Wednesday, May 20, 2009

Rose collection treasures

Some of the treasures from Brandeis’s Rose Art Museum that could be sold by Brandeis leaders. (Pardon the lousy reproductions, they’re all from the Twit-scape.)

Andy Warhol, “Saturday Disaster,” 1964. Two stacked black and white screenprinted images of a fatal car crash from Warhol’s haunting “Disaster” series. If Brandeis leaders are looking for quick cash, this is the most likely painting to go. Christie’s auctioned off a similar 1963 Warhol crash painting for a record price of $71.7 million in 2007.

Roy Lichtenstein, “Forget It! Forget Me!” 1962. A romance comic writ large by a master of Pop.

Ellsworth Kelly, “Blue White,” 1962. Two rounded blue forms kiss atop a white ground. A classic of crisp minimalist abstraction by a Boston Museum School alum.

Jasper Johns, “Drawer,” 1957. Gloomy gray painting with a faux drawer in the middle, part of Johns’s early exploration of the painting as object.

Hyman Bloom, “Corpse of a Man,” 1944-45. A bloated, rotting corpse as if painted by Bonnard. One of the best of the Bostonian’s early, chunky explorations of local morgues.

Roberto Matta, untitled, 1956. A tour de force 20-foot-wide 1956 abstract painting resembling floating space stations.

Bruce Connor, “Light Shower,” 1963. An assemblage resembling a cracked-up bedroom wall by a Bay Area master rarely seen on the East Coast.

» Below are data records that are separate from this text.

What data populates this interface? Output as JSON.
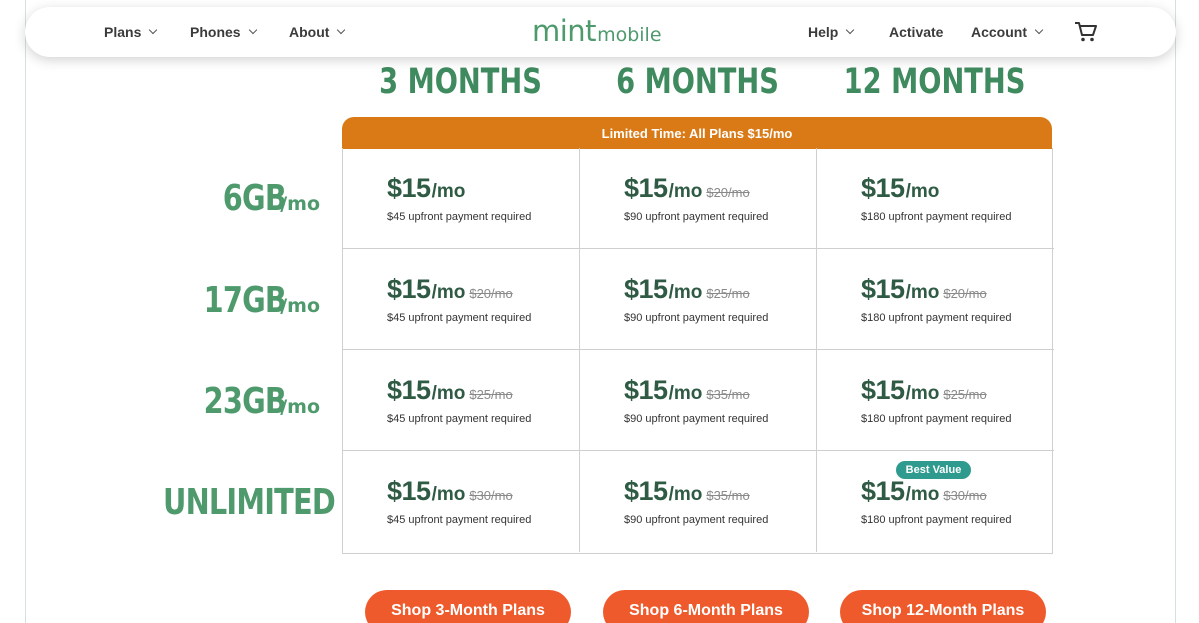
{
  "nav": {
    "left_items": [
      "Plans",
      "Phones",
      "About"
    ],
    "logo": {
      "mint": "mint",
      "mobile": "mobile"
    },
    "right_items": [
      "Help",
      "Activate",
      "Account"
    ],
    "cart_icon": "cart-icon"
  },
  "months": [
    "3 MONTHS",
    "6 MONTHS",
    "12 MONTHS"
  ],
  "banner": "Limited Time: All Plans $15/mo",
  "per_mo": "/mo",
  "rows": [
    {
      "label": "6GB",
      "suffix": "/mo",
      "cells": [
        {
          "price": "$15",
          "old": "",
          "upfront": "$45 upfront payment required"
        },
        {
          "price": "$15",
          "old": "$20/mo",
          "upfront": "$90 upfront payment required"
        },
        {
          "price": "$15",
          "old": "",
          "upfront": "$180 upfront payment required"
        }
      ]
    },
    {
      "label": "17GB",
      "suffix": "/mo",
      "cells": [
        {
          "price": "$15",
          "old": "$20/mo",
          "upfront": "$45 upfront payment required"
        },
        {
          "price": "$15",
          "old": "$25/mo",
          "upfront": "$90 upfront payment required"
        },
        {
          "price": "$15",
          "old": "$20/mo",
          "upfront": "$180 upfront payment required"
        }
      ]
    },
    {
      "label": "23GB",
      "suffix": "/mo",
      "cells": [
        {
          "price": "$15",
          "old": "$25/mo",
          "upfront": "$45 upfront payment required"
        },
        {
          "price": "$15",
          "old": "$35/mo",
          "upfront": "$90 upfront payment required"
        },
        {
          "price": "$15",
          "old": "$25/mo",
          "upfront": "$180 upfront payment required"
        }
      ]
    },
    {
      "label": "UNLIMITED",
      "suffix": "",
      "cells": [
        {
          "price": "$15",
          "old": "$30/mo",
          "upfront": "$45 upfront payment required"
        },
        {
          "price": "$15",
          "old": "$35/mo",
          "upfront": "$90 upfront payment required"
        },
        {
          "price": "$15",
          "old": "$30/mo",
          "upfront": "$180 upfront payment required"
        }
      ]
    }
  ],
  "best_value": "Best Value",
  "buttons": [
    "Shop 3-Month Plans",
    "Shop 6-Month Plans",
    "Shop 12-Month Plans"
  ],
  "colors": {
    "brand_green": "#4f9a6d",
    "price_green": "#2f5a44",
    "banner_orange": "#d97a16",
    "button_orange": "#ee5a2b",
    "badge_teal": "#2f9b8f"
  }
}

Williem de Kooning, untitled, 1961. A big loose brushy action painting made as his compositions were opening up in the ‘60s.

Elizabeth Murray, “Duck Foot,” 1983. A bright red and yellow painting built around her signature abstracted cartoony forms on shaped canvases.

Florine Stettheimer, “Music,” c. 1920. An icy girly drawing-room dream painting by the Jazz Age salon queen.